Состав машиниста Комарова — тридцать первый маршрут — приближался к станции «Площадь Свободы».

ПС-19, зеленый. Стены тоннеля уже светлеют, станция брезжит, будто рассвет. Комаров шел пока на ручном управлении, на автоведение не переходил, хоть точно шел в графике. Как-то было ему спокойней сейчас чувствовать своими руками, через контроллер — всем телом, чуткую силу машины, остро — до километра — слышать скорость ее, чуть больше, чуточку меньше, ощущать ее покорность и послушание. А перейти на ручное машинист имеет право всегда, как записано в «Должностной инструкции» — «для прерывания монотонии в работе»…

Монотонии, правда, сейчас он не чувствовал.

При подходе к «Парковой» и теперь к «Площади Свободы», вообще к станции, что-то внутри будто екало. И глаза впивались в стремительно набегавшие рельсы напряженно, до рези, будто — хоть как далеко и гладко видно вперед — все же не доверяли сами себе, боялись прозевать на пути посторонний предмет, разглядели бы сейчас даже женскую шпильку. И испугались бы даже шпильки. И руки свои — на подходе — Комаров тоже ощущал напряженно, в чрезмерном и ненужном усилии мышц.

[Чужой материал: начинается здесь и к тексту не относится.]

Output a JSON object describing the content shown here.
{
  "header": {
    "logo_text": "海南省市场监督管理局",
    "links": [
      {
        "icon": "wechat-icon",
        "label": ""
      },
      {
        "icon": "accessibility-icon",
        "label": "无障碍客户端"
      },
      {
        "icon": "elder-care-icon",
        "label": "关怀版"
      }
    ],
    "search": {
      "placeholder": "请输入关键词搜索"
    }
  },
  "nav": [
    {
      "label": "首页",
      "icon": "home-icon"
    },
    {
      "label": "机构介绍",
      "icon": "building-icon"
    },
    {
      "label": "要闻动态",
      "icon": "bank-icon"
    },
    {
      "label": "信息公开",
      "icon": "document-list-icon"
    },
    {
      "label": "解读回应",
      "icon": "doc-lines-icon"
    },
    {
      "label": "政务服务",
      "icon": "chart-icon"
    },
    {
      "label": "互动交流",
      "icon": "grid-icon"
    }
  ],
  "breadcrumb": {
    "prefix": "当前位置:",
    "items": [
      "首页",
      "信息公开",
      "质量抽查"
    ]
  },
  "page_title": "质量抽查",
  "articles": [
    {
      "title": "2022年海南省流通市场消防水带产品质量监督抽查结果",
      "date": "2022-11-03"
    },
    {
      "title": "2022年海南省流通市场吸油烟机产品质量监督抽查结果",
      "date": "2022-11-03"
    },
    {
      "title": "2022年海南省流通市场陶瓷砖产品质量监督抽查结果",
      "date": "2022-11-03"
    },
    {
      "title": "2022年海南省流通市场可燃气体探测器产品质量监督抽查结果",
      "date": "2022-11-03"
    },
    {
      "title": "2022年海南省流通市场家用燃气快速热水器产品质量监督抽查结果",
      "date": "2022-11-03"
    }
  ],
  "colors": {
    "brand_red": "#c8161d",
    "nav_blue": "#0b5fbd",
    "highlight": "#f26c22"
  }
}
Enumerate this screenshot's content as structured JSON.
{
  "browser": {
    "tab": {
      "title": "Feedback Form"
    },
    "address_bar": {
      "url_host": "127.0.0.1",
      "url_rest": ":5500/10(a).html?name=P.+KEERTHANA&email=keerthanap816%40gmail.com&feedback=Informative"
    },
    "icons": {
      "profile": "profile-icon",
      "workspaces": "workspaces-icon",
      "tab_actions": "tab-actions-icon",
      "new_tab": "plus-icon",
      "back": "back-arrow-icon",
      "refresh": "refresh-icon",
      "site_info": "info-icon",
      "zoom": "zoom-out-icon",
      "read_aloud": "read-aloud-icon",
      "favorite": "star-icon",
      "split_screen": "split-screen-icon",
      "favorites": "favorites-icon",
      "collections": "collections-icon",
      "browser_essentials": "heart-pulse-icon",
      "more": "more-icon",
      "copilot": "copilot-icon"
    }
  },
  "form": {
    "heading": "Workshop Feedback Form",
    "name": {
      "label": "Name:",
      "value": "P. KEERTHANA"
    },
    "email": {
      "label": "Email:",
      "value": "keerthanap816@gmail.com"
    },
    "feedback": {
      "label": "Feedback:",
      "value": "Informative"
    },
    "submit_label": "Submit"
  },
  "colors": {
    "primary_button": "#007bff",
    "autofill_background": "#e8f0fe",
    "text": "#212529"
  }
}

Транспорт. Тут все бывает. Работа — работа и есть, знаешь, на что идешь. На словах оно проще, конечно. Принято даже вроде бравировать — мол, бывает. И от характера зависит, конечно, как кто реагирует из машинистов..

Двадцать четыре года везло, не было случая характер на это проверить. И теперь повезло — живая, со своей родинкой, которую папа выдал на счастье, да не умеет, выходит, пользоваться…

Она уже теперь наверху. Чуть не наделала дела, дурища! Ну, это потом, на досуге позлимся. Зря Лягве не дал подменить на одну баранку. Кофейку бы кстати сейчас..

Так. Остановка.

— Граждане, не держите двери…

Не ту программу включил. Граждане удивились. Сменим пластинку! Надо ж так выходить: выплывает, будто баржа. Ребенка-то на руки бы взяла, в зеленой шляпке. Волочит, как куль. Ясно — будет орать. Ох, заболтались женщины. Ну, подхватились. Чемодан тяжелый, видать. Вдвоем тягают за одну ручку. Ладно, не оторвалась. Давай, паренек, поднажми!

Вроде — в зеркале чисто.

Еще пара в обнимку. Уважим чувства, садитесь. Так в обнимку и впрыгнули. Закрываем? Нет, еще девять секунд.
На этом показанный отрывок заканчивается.